Outro caso espantoso é o do ex senador Telmário Mota que, acusado de abusar sexualmente de sua filha e ter matado a sua mulher, está preso em prisão domiciliar. Nesse diapasão, é sabido que o foro privilegiado nos tribunais superiores, notadamente no STF, sempre foi a preferência dos políticos acusados, pois os processos demoravam muito de ser julgados, culminado na prescrição. Havia a preeminência do foro privilegiado no STF em relação a processos que tramitam nas primeira e segunda instância e que, finalmente, desaguariam no STF. Só recentemente, com o surgimento da extrema direita, passou a ser desinteressante aos acusados serem julgados no STF, que sinaliza no sentido de grande severidade no tocante a celeridade no julgamento das ações penais e na aplicação das penas. Vide os casos do oito de janeiro e da tentativa de golpe.
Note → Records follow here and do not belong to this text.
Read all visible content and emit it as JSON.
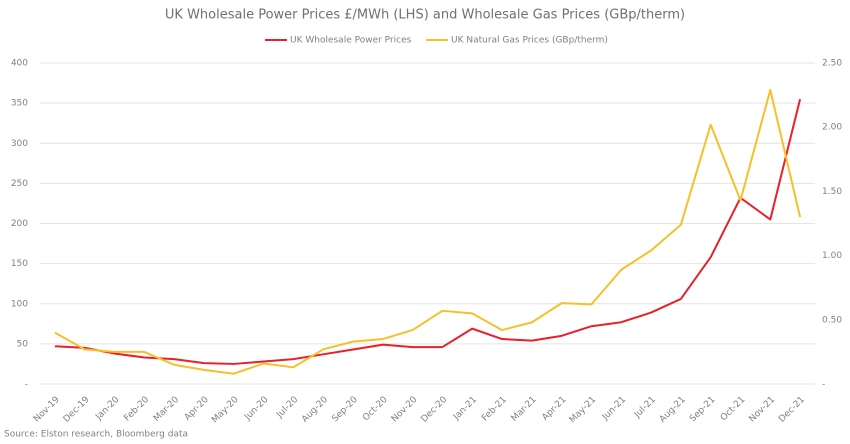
{
  "chart_data": {
    "type": "line",
    "title": "UK Wholesale Power Prices £/MWh (LHS) and Wholesale Gas Prices (GBp/therm)",
    "source": "Source: Elston research, Bloomberg data",
    "categories": [
      "Nov-19",
      "Dec-19",
      "Jan-20",
      "Feb-20",
      "Mar-20",
      "Apr-20",
      "May-20",
      "Jun-20",
      "Jul-20",
      "Aug-20",
      "Sep-20",
      "Oct-20",
      "Nov-20",
      "Dec-20",
      "Jan-21",
      "Feb-21",
      "Mar-21",
      "Apr-21",
      "May-21",
      "Jun-21",
      "Jul-21",
      "Aug-21",
      "Sep-21",
      "Oct-21",
      "Nov-21",
      "Dec-21"
    ],
    "series": [
      {
        "name": "UK Wholesale Power Prices",
        "color": "#e8202a",
        "axis": "y",
        "values": [
          47,
          45,
          38,
          33,
          31,
          26,
          25,
          28,
          31,
          37,
          43,
          49,
          46,
          46,
          69,
          56,
          54,
          60,
          72,
          77,
          89,
          106,
          158,
          232,
          205,
          355
        ]
      },
      {
        "name": "UK Natural Gas Prices (GBp/therm)",
        "color": "#f5c02a",
        "axis": "y2",
        "values": [
          0.4,
          0.27,
          0.25,
          0.25,
          0.15,
          0.11,
          0.08,
          0.16,
          0.13,
          0.27,
          0.33,
          0.35,
          0.42,
          0.57,
          0.55,
          0.42,
          0.48,
          0.63,
          0.62,
          0.89,
          1.04,
          1.24,
          2.02,
          1.43,
          2.29,
          1.3
        ]
      }
    ],
    "ylim": [
      0,
      400
    ],
    "yticks": [
      {
        "value": 0,
        "label": "-"
      },
      50,
      100,
      150,
      200,
      250,
      300,
      350,
      400
    ],
    "y2lim": [
      0,
      2.5
    ],
    "y2ticks": [
      {
        "value": 0,
        "label": "-"
      },
      {
        "value": 0.5,
        "label": "0.50"
      },
      {
        "value": 1,
        "label": "1.00"
      },
      {
        "value": 1.5,
        "label": "1.50"
      },
      {
        "value": 2,
        "label": "2.00"
      },
      {
        "value": 2.5,
        "label": "2.50"
      }
    ],
    "grid": true,
    "legend": "top"
  }
}
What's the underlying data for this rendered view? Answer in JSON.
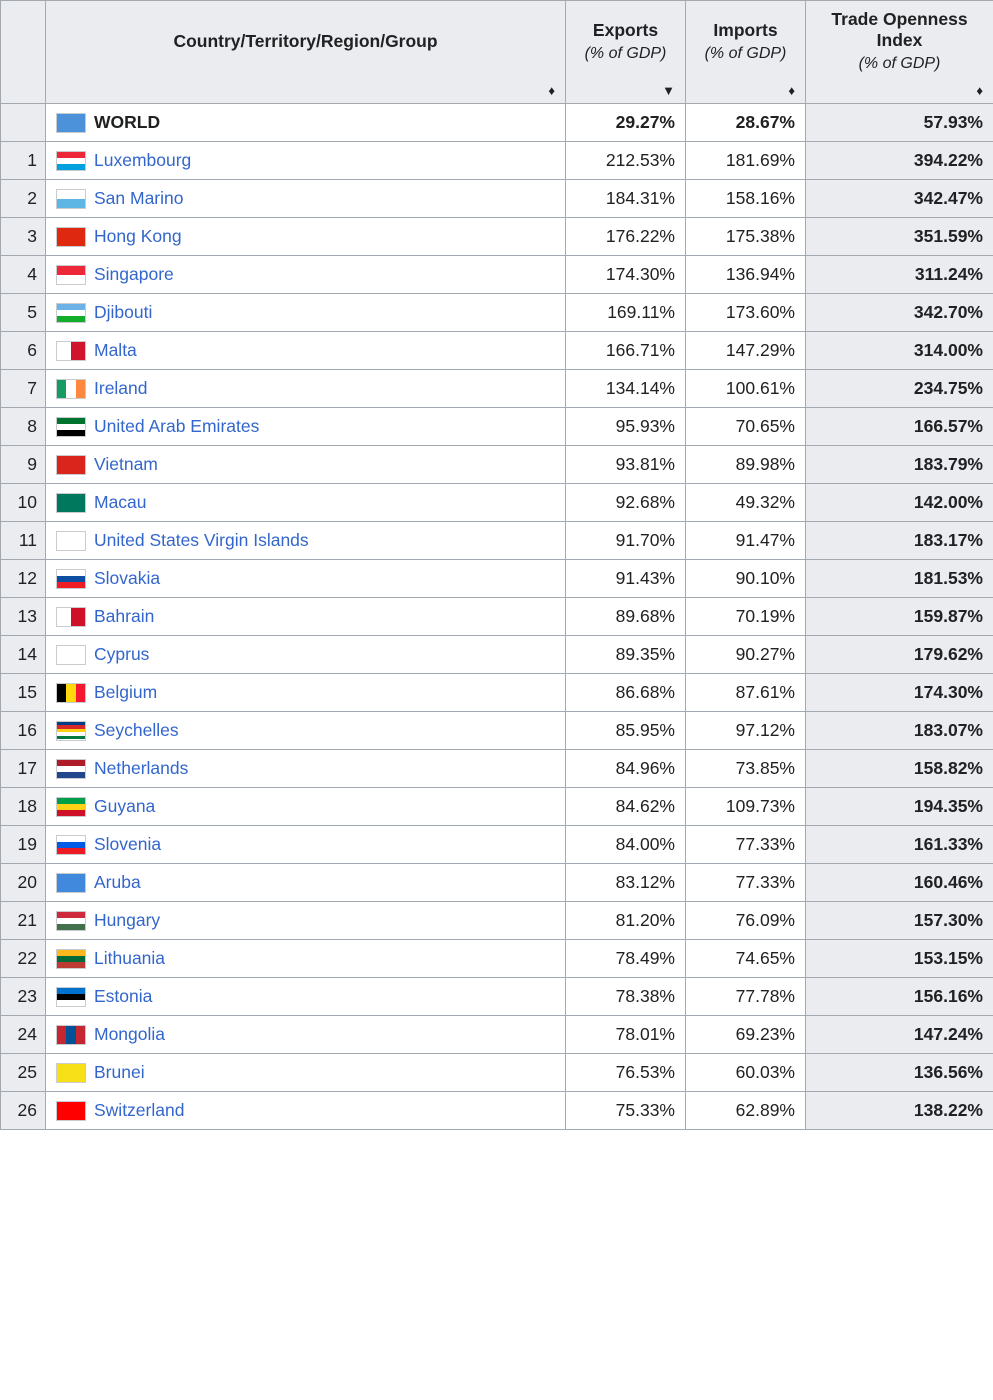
{
  "table": {
    "columns": {
      "rank": "",
      "country": "Country/Territory/Region/Group",
      "exports": "Exports",
      "exports_sub": "(% of GDP)",
      "imports": "Imports",
      "imports_sub": "(% of GDP)",
      "openness": "Trade Openness Index",
      "openness_sub": "(% of GDP)"
    },
    "sort_icons": {
      "neutral": "♦",
      "down": "▼"
    },
    "colors": {
      "header_bg": "#eaecf0",
      "border": "#a2a9b1",
      "link": "#3366cc",
      "text": "#202122",
      "openness_bg": "#eaecf0"
    },
    "world": {
      "label": "WORLD",
      "flag": [
        "#4b92db"
      ],
      "exports": "29.27%",
      "imports": "28.67%",
      "openness": "57.93%"
    },
    "rows": [
      {
        "rank": 1,
        "name": "Luxembourg",
        "flag": [
          "#ED2939",
          "#FFFFFF",
          "#00A1DE"
        ],
        "exports": "212.53%",
        "imports": "181.69%",
        "openness": "394.22%"
      },
      {
        "rank": 2,
        "name": "San Marino",
        "flag": [
          "#FFFFFF",
          "#5EB6E4"
        ],
        "exports": "184.31%",
        "imports": "158.16%",
        "openness": "342.47%"
      },
      {
        "rank": 3,
        "name": "Hong Kong",
        "flag": [
          "#DE2910"
        ],
        "exports": "176.22%",
        "imports": "175.38%",
        "openness": "351.59%"
      },
      {
        "rank": 4,
        "name": "Singapore",
        "flag": [
          "#ED2939",
          "#FFFFFF"
        ],
        "exports": "174.30%",
        "imports": "136.94%",
        "openness": "311.24%"
      },
      {
        "rank": 5,
        "name": "Djibouti",
        "flag": [
          "#6AB2E7",
          "#FFFFFF",
          "#12AD2B"
        ],
        "exports": "169.11%",
        "imports": "173.60%",
        "openness": "342.70%"
      },
      {
        "rank": 6,
        "name": "Malta",
        "flag": [
          "#FFFFFF",
          "#CF142B"
        ],
        "vertical": true,
        "exports": "166.71%",
        "imports": "147.29%",
        "openness": "314.00%"
      },
      {
        "rank": 7,
        "name": "Ireland",
        "flag": [
          "#169B62",
          "#FFFFFF",
          "#FF883E"
        ],
        "vertical": true,
        "exports": "134.14%",
        "imports": "100.61%",
        "openness": "234.75%"
      },
      {
        "rank": 8,
        "name": "United Arab Emirates",
        "flag": [
          "#00732F",
          "#FFFFFF",
          "#000000"
        ],
        "exports": "95.93%",
        "imports": "70.65%",
        "openness": "166.57%"
      },
      {
        "rank": 9,
        "name": "Vietnam",
        "flag": [
          "#DA251D"
        ],
        "exports": "93.81%",
        "imports": "89.98%",
        "openness": "183.79%"
      },
      {
        "rank": 10,
        "name": "Macau",
        "flag": [
          "#00785E"
        ],
        "exports": "92.68%",
        "imports": "49.32%",
        "openness": "142.00%"
      },
      {
        "rank": 11,
        "name": "United States Virgin Islands",
        "flag": [
          "#FFFFFF"
        ],
        "exports": "91.70%",
        "imports": "91.47%",
        "openness": "183.17%"
      },
      {
        "rank": 12,
        "name": "Slovakia",
        "flag": [
          "#FFFFFF",
          "#0B4EA2",
          "#EE1C25"
        ],
        "exports": "91.43%",
        "imports": "90.10%",
        "openness": "181.53%"
      },
      {
        "rank": 13,
        "name": "Bahrain",
        "flag": [
          "#FFFFFF",
          "#CE1126"
        ],
        "vertical": true,
        "exports": "89.68%",
        "imports": "70.19%",
        "openness": "159.87%"
      },
      {
        "rank": 14,
        "name": "Cyprus",
        "flag": [
          "#FFFFFF"
        ],
        "exports": "89.35%",
        "imports": "90.27%",
        "openness": "179.62%"
      },
      {
        "rank": 15,
        "name": "Belgium",
        "flag": [
          "#000000",
          "#FFD90C",
          "#F31830"
        ],
        "vertical": true,
        "exports": "86.68%",
        "imports": "87.61%",
        "openness": "174.30%"
      },
      {
        "rank": 16,
        "name": "Seychelles",
        "flag": [
          "#003F87",
          "#D62828",
          "#FCD116",
          "#FFFFFF",
          "#007A3D"
        ],
        "exports": "85.95%",
        "imports": "97.12%",
        "openness": "183.07%"
      },
      {
        "rank": 17,
        "name": "Netherlands",
        "flag": [
          "#AE1C28",
          "#FFFFFF",
          "#21468B"
        ],
        "exports": "84.96%",
        "imports": "73.85%",
        "openness": "158.82%"
      },
      {
        "rank": 18,
        "name": "Guyana",
        "flag": [
          "#009E49",
          "#FCD116",
          "#CE1126"
        ],
        "exports": "84.62%",
        "imports": "109.73%",
        "openness": "194.35%"
      },
      {
        "rank": 19,
        "name": "Slovenia",
        "flag": [
          "#FFFFFF",
          "#005CE6",
          "#ED1C24"
        ],
        "exports": "84.00%",
        "imports": "77.33%",
        "openness": "161.33%"
      },
      {
        "rank": 20,
        "name": "Aruba",
        "flag": [
          "#4189DD"
        ],
        "exports": "83.12%",
        "imports": "77.33%",
        "openness": "160.46%"
      },
      {
        "rank": 21,
        "name": "Hungary",
        "flag": [
          "#CD2A3E",
          "#FFFFFF",
          "#436F4D"
        ],
        "exports": "81.20%",
        "imports": "76.09%",
        "openness": "157.30%"
      },
      {
        "rank": 22,
        "name": "Lithuania",
        "flag": [
          "#FFB81C",
          "#046A38",
          "#BE3A34"
        ],
        "exports": "78.49%",
        "imports": "74.65%",
        "openness": "153.15%"
      },
      {
        "rank": 23,
        "name": "Estonia",
        "flag": [
          "#0072CE",
          "#000000",
          "#FFFFFF"
        ],
        "exports": "78.38%",
        "imports": "77.78%",
        "openness": "156.16%"
      },
      {
        "rank": 24,
        "name": "Mongolia",
        "flag": [
          "#C4272F",
          "#015197",
          "#C4272F"
        ],
        "vertical": true,
        "exports": "78.01%",
        "imports": "69.23%",
        "openness": "147.24%"
      },
      {
        "rank": 25,
        "name": "Brunei",
        "flag": [
          "#F7E017"
        ],
        "exports": "76.53%",
        "imports": "60.03%",
        "openness": "136.56%"
      },
      {
        "rank": 26,
        "name": "Switzerland",
        "flag": [
          "#FF0000"
        ],
        "exports": "75.33%",
        "imports": "62.89%",
        "openness": "138.22%"
      }
    ]
  }
}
Noutro giro, é importante reconhecer a seletividade da justiça criminal, que é rigorosa com relação aos mais pobres e leniente com relação à classe privilegiada. Com efeito, para viabilizar os desígnios do capital e da classe dominante, a repressão do Estado em relação aos mais pobres, notadamente os negros, é por demais severa. As condições precárias dos presídios no Brasil são escandalosas. O STF já reconheceu, nesses casos, um "estado de coisas inconstitucional". Assim, para os mais ricos, não é temível cometer crimes, em especial os de colarinho branco. Eles sabem que não serão alcançados pela justiça criminal. A morosidade da tramitação das ações penais, aliada à certeza da impunidade fazem emergir nas consciências que o crime compensa. Do outro lado, a superlotação carcerária, incluindo presos provisórias que sequer foram condenados (repita-se, a grande maioria de pretos e pobres), somada às precárias condições dos presídios, levam a crer que o crime realmente não compensa, salvo para as organizações criminosas que cada vez mais cooptam os menos avisados, se é que assim podemos chama-los, pois o que lhes resta é a adesão a elas ou a morte.
Por outro lado, é importante assinalar que é possível que Bolsonaro, se condenado, possa vir a ser privilegiado com a prisão domiciliar. De fato, as suas condições de saúde, ao que parece, são mais frágeis do que as de Collor, o que pode levar à sua prisão domiciliar. Sem entrar no mérito do grande e espúrio acordo, no tocante à tentativa de golpe, que está sendo costurado pelos Executivo, Judiciário e Legislativo para a redução das penas da plebe e a condenação severa só dos cabeças da organização criminosa (isso é assunto para um outro artigo), não se pode, efetivamente, descartar a possibilidade de Bolsonaro ser condenado à prisão domiciliar, inobstante ele, fagueiro e serelepe, faça lives, inclusive em hospitais, participe de palanques etc, o que demonstra que ele não está tão mal assim.
Para arrematar, é importante consignar que, na esteira do pensamento de Cesare Beccaria, o que importa, na verdade, não a quantidade da pena, mas sim a certeza da punição. Isso se aplica como uma luva ao caso de Collor e a outros tantos.
É o que hoje, lamentavelmente, temos em terrae brasilis.